The importance of this type of philanthropy cannot be understated, as many charities in this sector are working against issues which present an existential threat to humanity on a global scale. As such, much of the Summit was taken up by exploring ways to affect a synergized, digitized revamp of the charity industry by innovating existing tech industry infrastructures to serve these needs.
Potential applications were explored in detail by Lucy Bernholz, Senior Research Scholar at Stanford University’s Center on Philanthropy and Civil Society. She suggested that in the future, people will be able to donate their data, not just their money, to a cause of their choice.
Many organizations are already making this step – iNaturalist, for example, is an app which allows users to donate images of plant life in their area via smart phone to enable environmental scientists to build a detailed database tracking ground-level information on climate change. In future, it will also be possible for apps tracking heart rate and step data to build more accurate health database for medical professionals to name but another potential use. The parameters for digitally donating data or money to a cause are only just beginning to be defined.
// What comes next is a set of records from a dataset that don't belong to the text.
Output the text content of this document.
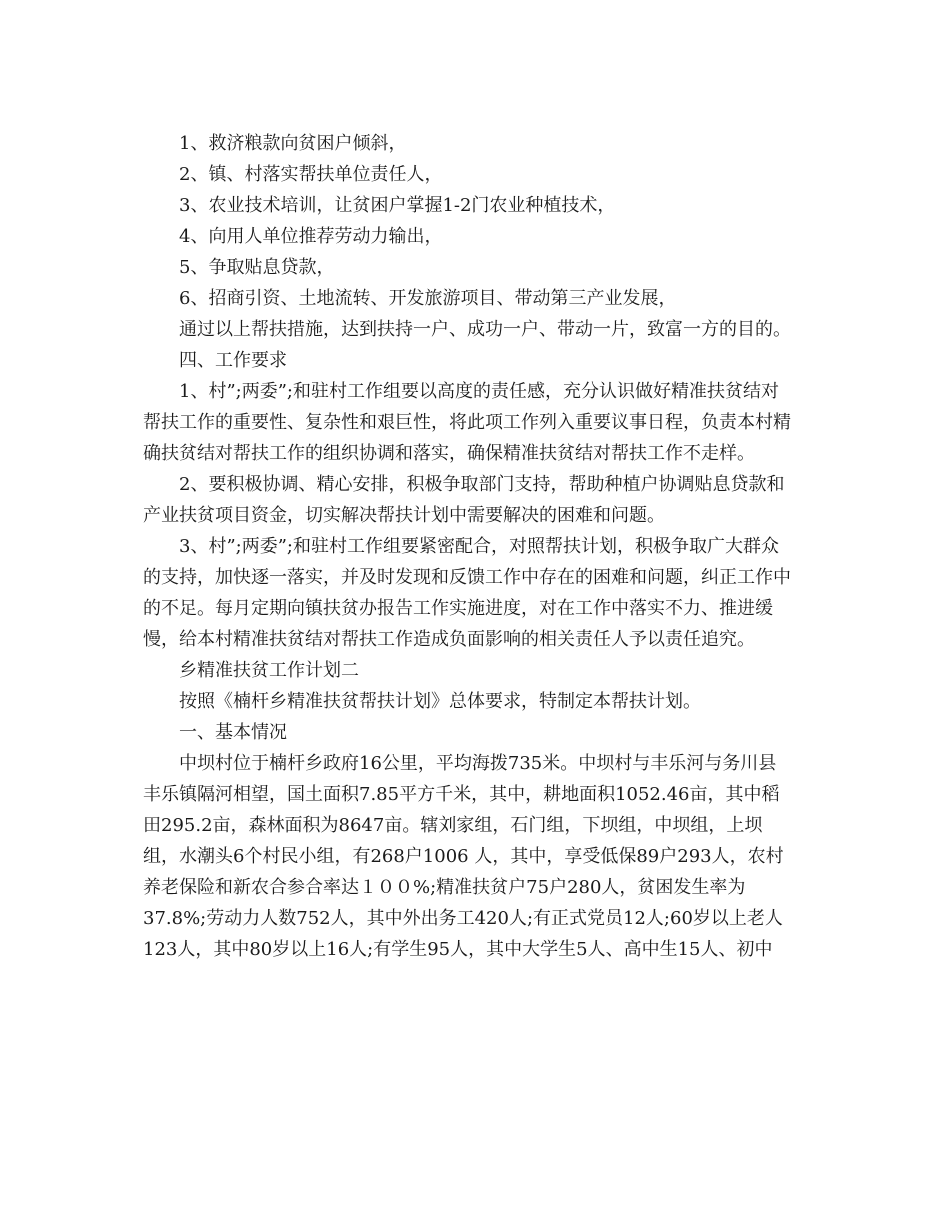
1、救济粮款向贫困户倾斜，
2、镇、村落实帮扶单位责任人，
3、农业技术培训，让贫困户掌握1-2门农业种植技术，
4、向用人单位推荐劳动力输出，
5、争取贴息贷款，
6、招商引资、土地流转、开发旅游项目、带动第三产业发展，
通过以上帮扶措施，达到扶持一户、成功一户、带动一片，致富一方的目的。
四、工作要求
1、村”;两委”;和驻村工作组要以高度的责任感，充分认识做好精准扶贫结对
帮扶工作的重要性、复杂性和艰巨性，将此项工作列入重要议事日程，负责本村精
确扶贫结对帮扶工作的组织协调和落实，确保精准扶贫结对帮扶工作不走样。
2、要积极协调、精心安排，积极争取部门支持，帮助种植户协调贴息贷款和
产业扶贫项目资金，切实解决帮扶计划中需要解决的困难和问题。
3、村”;两委”;和驻村工作组要紧密配合，对照帮扶计划，积极争取广大群众
的支持，加快逐一落实，并及时发现和反馈工作中存在的困难和问题，纠正工作中
的不足。每月定期向镇扶贫办报告工作实施进度，对在工作中落实不力、推进缓
慢，给本村精准扶贫结对帮扶工作造成负面影响的相关责任人予以责任追究。
乡精准扶贫工作计划二
按照《楠杆乡精准扶贫帮扶计划》总体要求，特制定本帮扶计划。
一、基本情况
中坝村位于楠杆乡政府16公里，平均海拨735米。中坝村与丰乐河与务川县
丰乐镇隔河相望，国土面积7.85平方千米，其中，耕地面积1052.46亩，其中稻
田295.2亩，森林面积为8647亩。辖刘家组，石门组，下坝组，中坝组，上坝
组，水潮头6个村民小组，有268户1006 人，其中，享受低保89户293人，农村
养老保险和新农合参合率达１００%;精准扶贫户75户280人，贫困发生率为
37.8%;劳动力人数752人，其中外出务工420人;有正式党员12人;60岁以上老人
123人，其中80岁以上16人;有学生95人，其中大学生5人、高中生15人、初中
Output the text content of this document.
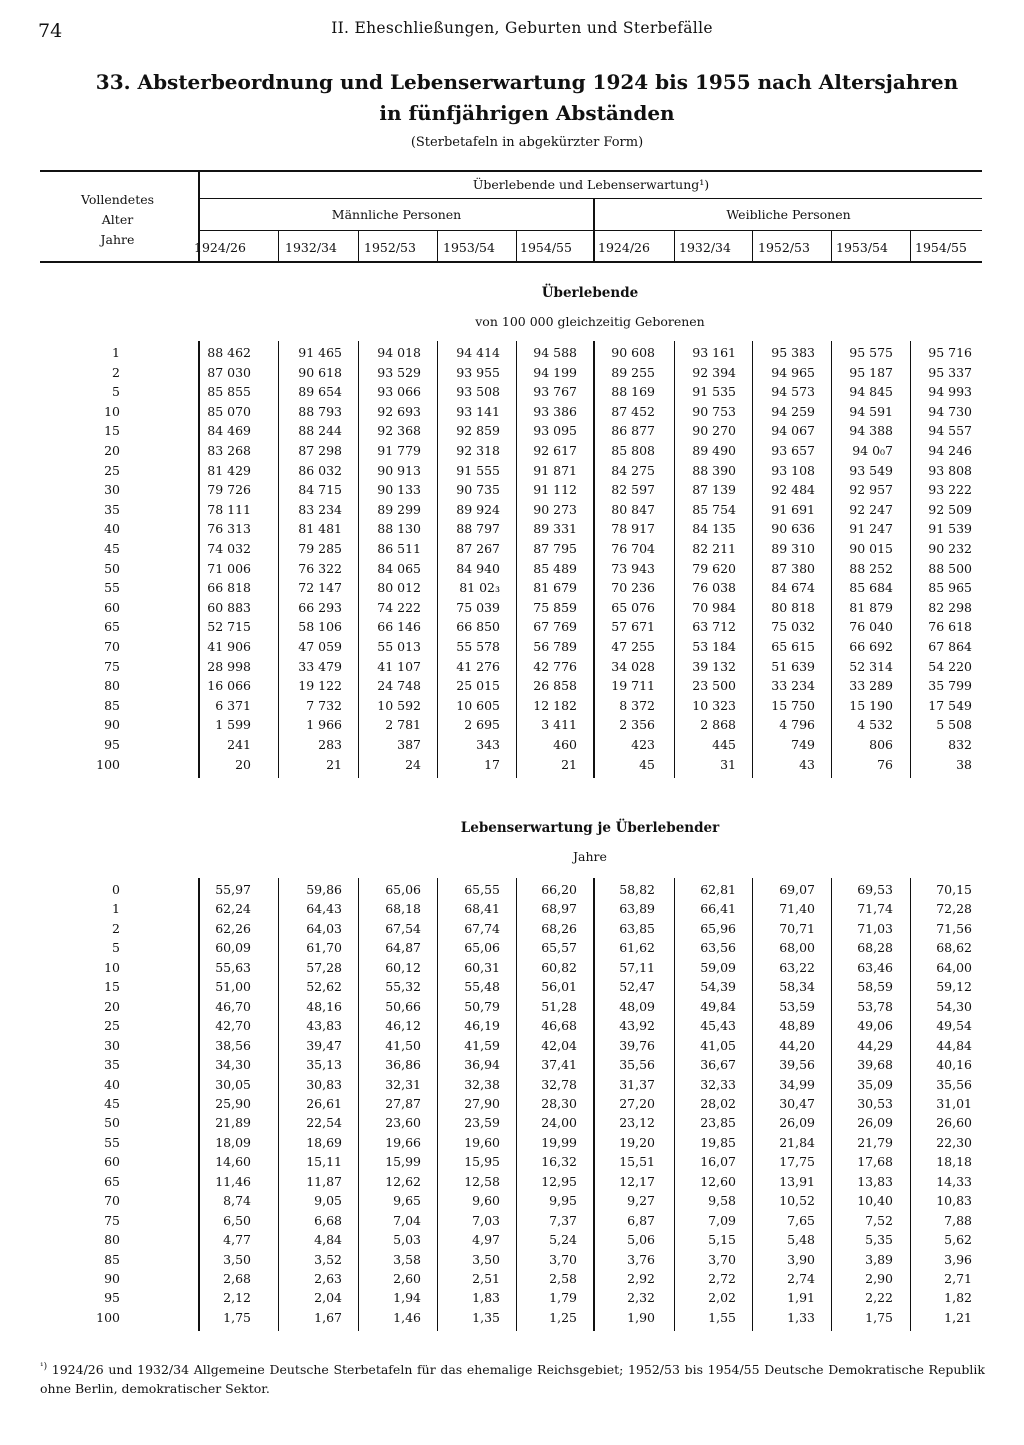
74	II. Eheschließungen, Geburten und Sterbefälle
33. Absterbeordnung und Lebenserwartung 1924 bis 1955 nach Altersjahren
in fünfjährigen Abständen
(Sterbetafeln in abgekürzter Form)
Vollendetes
Alter
Jahre
Überlebende und Lebenserwartung¹)
Männliche Personen	Weibliche Personen
1924/26	1932/34	1952/53	1953/54	1954/55	1924/26	1932/34	1952/53	1953/54	1954/55
Überlebende
von 100 000 gleichzeitig Geborenen
1	88 462	91 465	94 018	94 414	94 588	90 608	93 161	95 383	95 575	95 716
2	87 030	90 618	93 529	93 955	94 199	89 255	92 394	94 965	95 187	95 337
5	85 855	89 654	93 066	93 508	93 767	88 169	91 535	94 573	94 845	94 993
10	85 070	88 793	92 693	93 141	93 386	87 452	90 753	94 259	94 591	94 730
15	84 469	88 244	92 368	92 859	93 095	86 877	90 270	94 067	94 388	94 557
20	83 268	87 298	91 779	92 318	92 617	85 808	89 490	93 657	94 0₀7	94 246
25	81 429	86 032	90 913	91 555	91 871	84 275	88 390	93 108	93 549	93 808
30	79 726	84 715	90 133	90 735	91 112	82 597	87 139	92 484	92 957	93 222
35	78 111	83 234	89 299	89 924	90 273	80 847	85 754	91 691	92 247	92 509
40	76 313	81 481	88 130	88 797	89 331	78 917	84 135	90 636	91 247	91 539
45	74 032	79 285	86 511	87 267	87 795	76 704	82 211	89 310	90 015	90 232
50	71 006	76 322	84 065	84 940	85 489	73 943	79 620	87 380	88 252	88 500
55	66 818	72 147	80 012	81 02₃	81 679	70 236	76 038	84 674	85 684	85 965
60	60 883	66 293	74 222	75 039	75 859	65 076	70 984	80 818	81 879	82 298
65	52 715	58 106	66 146	66 850	67 769	57 671	63 712	75 032	76 040	76 618
70	41 906	47 059	55 013	55 578	56 789	47 255	53 184	65 615	66 692	67 864
75	28 998	33 479	41 107	41 276	42 776	34 028	39 132	51 639	52 314	54 220
80	16 066	19 122	24 748	25 015	26 858	19 711	23 500	33 234	33 289	35 799
85	6 371	7 732	10 592	10 605	12 182	8 372	10 323	15 750	15 190	17 549
90	1 599	1 966	2 781	2 695	3 411	2 356	2 868	4 796	4 532	5 508
95	241	283	387	343	460	423	445	749	806	832
100	20	21	24	17	21	45	31	43	76	38
Lebenserwartung je Überlebender
Jahre
0	55,97	59,86	65,06	65,55	66,20	58,82	62,81	69,07	69,53	70,15
1	62,24	64,43	68,18	68,41	68,97	63,89	66,41	71,40	71,74	72,28
2	62,26	64,03	67,54	67,74	68,26	63,85	65,96	70,71	71,03	71,56
5	60,09	61,70	64,87	65,06	65,57	61,62	63,56	68,00	68,28	68,62
10	55,63	57,28	60,12	60,31	60,82	57,11	59,09	63,22	63,46	64,00
15	51,00	52,62	55,32	55,48	56,01	52,47	54,39	58,34	58,59	59,12
20	46,70	48,16	50,66	50,79	51,28	48,09	49,84	53,59	53,78	54,30
25	42,70	43,83	46,12	46,19	46,68	43,92	45,43	48,89	49,06	49,54
30	38,56	39,47	41,50	41,59	42,04	39,76	41,05	44,20	44,29	44,84
35	34,30	35,13	36,86	36,94	37,41	35,56	36,67	39,56	39,68	40,16
40	30,05	30,83	32,31	32,38	32,78	31,37	32,33	34,99	35,09	35,56
45	25,90	26,61	27,87	27,90	28,30	27,20	28,02	30,47	30,53	31,01
50	21,89	22,54	23,60	23,59	24,00	23,12	23,85	26,09	26,09	26,60
55	18,09	18,69	19,66	19,60	19,99	19,20	19,85	21,84	21,79	22,30
60	14,60	15,11	15,99	15,95	16,32	15,51	16,07	17,75	17,68	18,18
65	11,46	11,87	12,62	12,58	12,95	12,17	12,60	13,91	13,83	14,33
70	8,74	9,05	9,65	9,60	9,95	9,27	9,58	10,52	10,40	10,83
75	6,50	6,68	7,04	7,03	7,37	6,87	7,09	7,65	7,52	7,88
80	4,77	4,84	5,03	4,97	5,24	5,06	5,15	5,48	5,35	5,62
85	3,50	3,52	3,58	3,50	3,70	3,76	3,70	3,90	3,89	3,96
90	2,68	2,63	2,60	2,51	2,58	2,92	2,72	2,74	2,90	2,71
95	2,12	2,04	1,94	1,83	1,79	2,32	2,02	1,91	2,22	1,82
100	1,75	1,67	1,46	1,35	1,25	1,90	1,55	1,33	1,75	1,21
$^{^1)}$ 1924/26 und 1932/34 Allgemeine Deutsche Sterbetafeln für das ehemalige Reichsgebiet; 1952/53 bis 1954/55 Deutsche Demokratische Republik ohne Berlin, demokratischer Sektor.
While the West and China have vastly different philanthropic landscapes, both will be seeking ways of implementing business infrastructures into smart contracts for government philanthropy, a trend further crystalized in the ongoing global fight against Covid-19 and worldwide boom in Metaverse-related industries.
There will be plenty of opportunities for digitalized charitable initiatives to grow their operations and influence through online and offline applications.
The annual China Internet Public Welfare Summit, which has grown into an industry-leading event, will hopefully continue to serve and inspire global peers with the latest best practices and regulatory trends from China.